Von Hartmut Schade |
    Manchmal sind es kleine Dinge, die Veränderungen auslösen. So verschenkten neuseeländische Mediziner einen Schrittzähler und verlangten von ihren Patienten, jeden Tag 10.000 Schritte zu gehen, erzählt Professor Peter Schwarz, der Präsident des Weltkongresses für Diabetesprävention.

    "Am Anfang glaubte jeder, das funktioniert nicht. Nach einem Jahr stellte man fest, dass die Menschen fast acht Kilogramm an Gewicht abgenommen haben."

    Ein Ansatz auch für Deutschland. Schließlich sind die Deutschen beim Übergewicht Weltspitze. Doch ausgerechnet in der Bundesrepublik gibt es kein nationales Präventionsprogramm, bedauert der Jenaer Diabetologe Dr. Hans Martin Reuter:

    "Leider ist es uns in Deutschland noch nicht gelungen, einen nationalen Diabetespräventionsplan aufzustellen. 14 Länder haben ihn schon, 13Länder fehlen noch. Es wäre notwendig, absolut, bei der steigenden Zahl von Diabetikern, dass wir da dringend etwas tun."

    Hans Martin Reuter ist deshalb in "diabetesDE" aktiv. Einem 2009 gegründeten Zusammenschluss von Ärzten und Patientenorganisationen mit dem Ziel, Aufklärung, Beratung und Therapien in Deutschland zu fördern.

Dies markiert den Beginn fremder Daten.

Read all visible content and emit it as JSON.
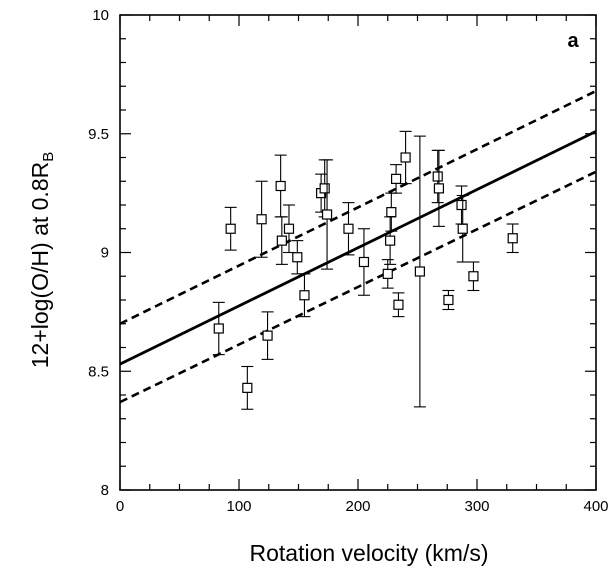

    In den letzten zwei Jahrzehnten ist Diabetes zu einem weltweiten Phänomen geworden. Ob Lagos, Schanghai oder Mumbai – die Zahl der Diabetiker ist auch in den Entwicklungsländern explodiert. In den Städten wohlgemerkt. Den hart schuftenden afrikanischen Kleinbauern oder chinesischen Kuli trifft sie kaum. Was die alte Erkenntnis bestätigt: Typ-2-Diabetes ist hauptsächlich eine Lifestyle-Krankheit. Für Professor Stefan Bornstein von der Uniklinik Dresden greift deshalb die Fokussierung auf Gewichtsreduktion zu kurz:

    "Wir betrachten bisher zu wenig den Arbeitsplatz, wir betrachten bisher zu wenig die Komponente Stress. Der moderne Diabetes ist auch eine Form einer Stresserkrankung. Wir sehen ja nicht nur eine Epidemie des Diabetes. Wir sehen gleichzeitig eine Epidemie von Depressionen und mentalen Erkrankungen. Und das müssen wir gemeinsam betrachten. Dabei sehen wir, wie bestimmte Maßnahmen am Arbeitsplatz oder eben mit Yoga, mit körperlicher Ertüchtigung, auf den Körper in der Gesamtheit günstig einwirken."

    Entspannung, Bewegung, Abnehmen – das Arsenal der Präventionsmaßnahmen ist seit Jahren bekannt und trotzdem zeitigt der Kampf gegen Diabetes keinen Erfolg. Die in Dresden versammelten Mediziner waren trotzdem optimistisch, denn der erfolgreiche Antitabakkampf zeigt, dass auch Lebensstilfaktoren verändert werden können. Der Jenaer Diabetologe Dr. Hans Martin Reuter meint:
    "Man braucht eine emotionale Grundlage. Die emotionale Grundlage hat man im Arztgespräch oder im Schwesterngespräch. Ich denke auch, viele Patienten haben Angst davor. Das ist auch ganz natürlich. Das muss man am bestem im Gespräch bekämpfen."

    Und aufklären. Auch mit ungewöhnlichen Mitteln wie einem Diabetesrisikofragebogen auf der Milchpackung.
    "Die Leute nehmen jeden Tag eine Milchtüte in die Hand. Das erste Mal lesen sie es nicht, das zweite Mal lesen sie es nicht. Nach der fünften Milchtüte stellt man fest, da steht noch was anders drauf als der Inhalt. Und nach der zehnten sagt man vielleicht, na ich probier es mal aus, ich fülle das mal aus. Das ist ein Weg, neben vielen anderen, vielleicht hier ein Bewusstsein zu schaffen."

    Die eine Lösung gibt es dabei nicht, sondern viele Ansätze. Sei es Kindern die Mitgliedschaft im Sportverein zu finanzieren wie in Sachsen, sei es Kochen mit Schülern und Eltern in Berlin. Diabetesprävention fängt im Kopf und in der Kindheit an. Für den Präsidenten des Weltkongresses, Peter Schwarz, besteht Diabetesprävention aus einem Dreischritt.
    "Gesunde Bewegung, gesunde Ernährung. Aber ganz entscheidend: in Schulungsgruppen die Vermittlung von Motivation, den Lebensstil zu ändern. Die Motivation ist 90 Prozent des Erfolges. Wenn ich es schaffe, langfristig und in kleinen Schritten etwas zu ändern, dann habe ich Erfolg."